Affine relationships between steady currents
Faezeh Khodabandehlou, Christian Maes, Karel Netočný
TL;DR
This work addresses how steady currents in finite Markov jump processes respond to changes in transition rates, revealing a nonperturbative, graph‑theoretic link between currents on different edges. The authors derive a current‑current susceptibility via mean first‑passage time differences, enabling an affine relation that generalizes to multiple currents on a multigraph. The contributions include a shorter derivation, interpretation in terms of MFPTs and quasipotentials, and a Kirchhoff‑based graphical representation, with potential applications to traffic regulation and biological networks.
Abstract
Perturbing transition rates in a steady nonequilibrium system, e.g. modelled by a Markov jump process, causes a change in the local currents.

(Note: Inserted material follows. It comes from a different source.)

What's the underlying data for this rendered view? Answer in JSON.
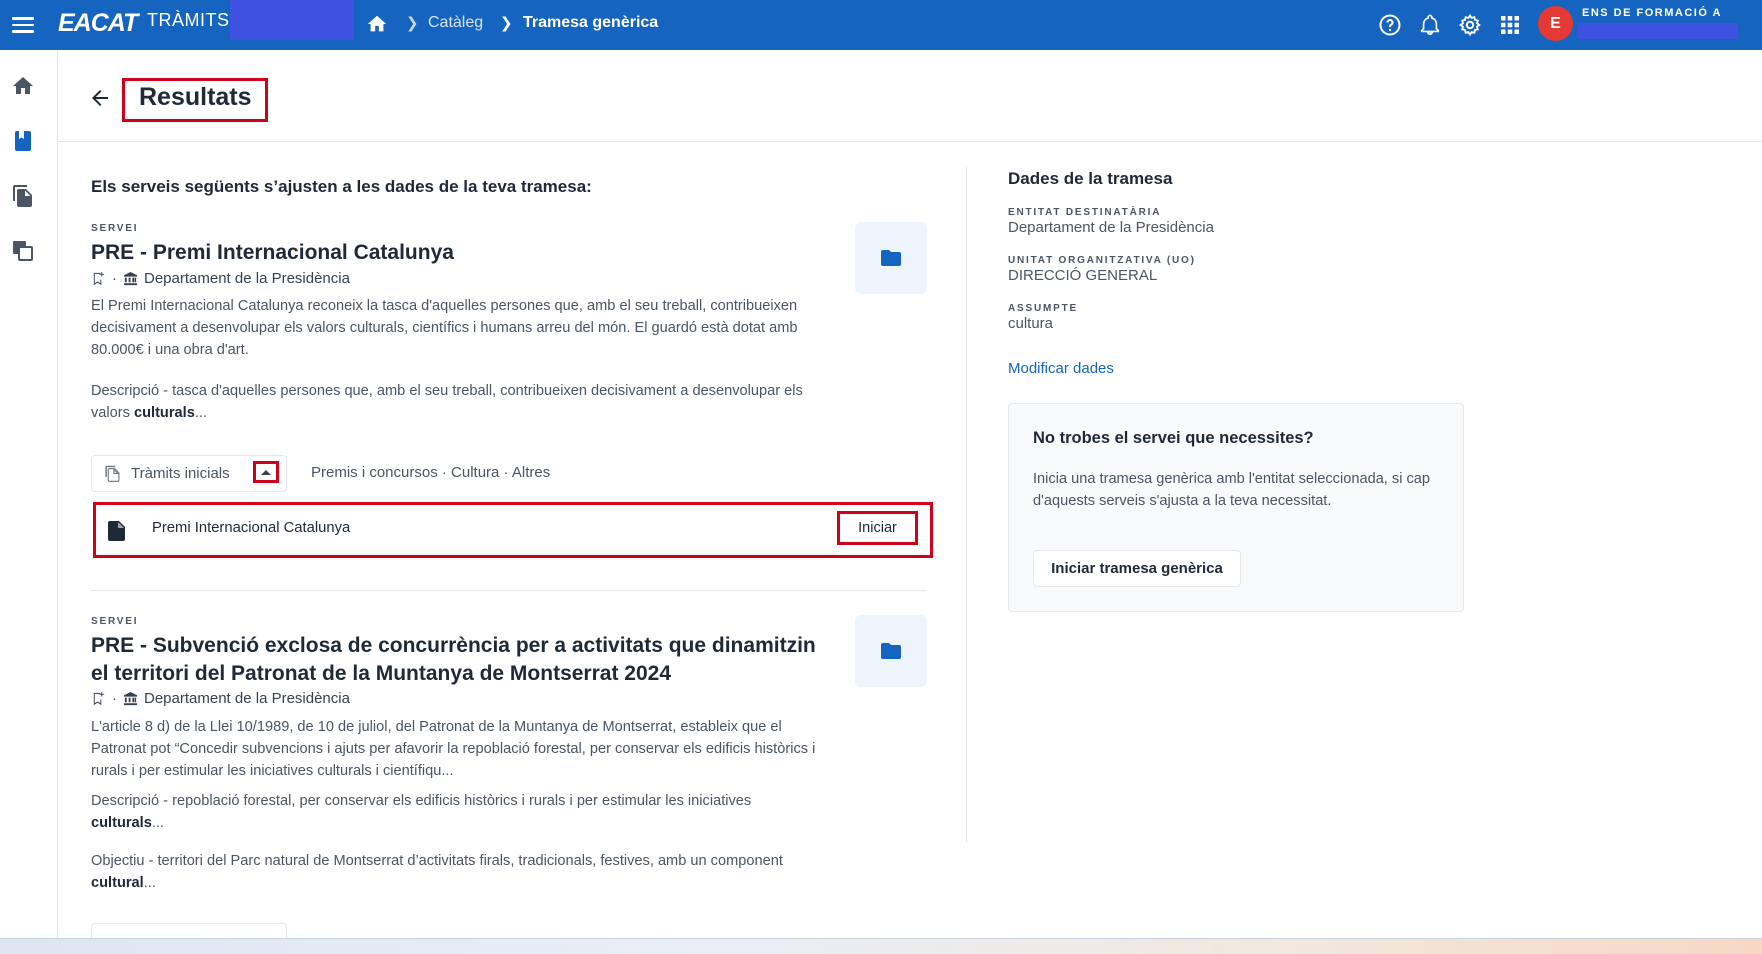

Their susceptibility is usually expressed via Green-Kubo relations or their nonequilibrium extensions. However, we may also wish to directly express the mutual relation between currents. Such a nonperturbative interrelation was discovered by P.E. Harunari et al. in [1] by applying algebraic graph theory showing the mutual linearity of currents over different edges in a graph. We give a novel and shorter derivation of that current relationship where we express the current-current susceptibility as a difference in mean first-passage times. It allows an extension to multiple currents, which remains affine but the relation is not additive.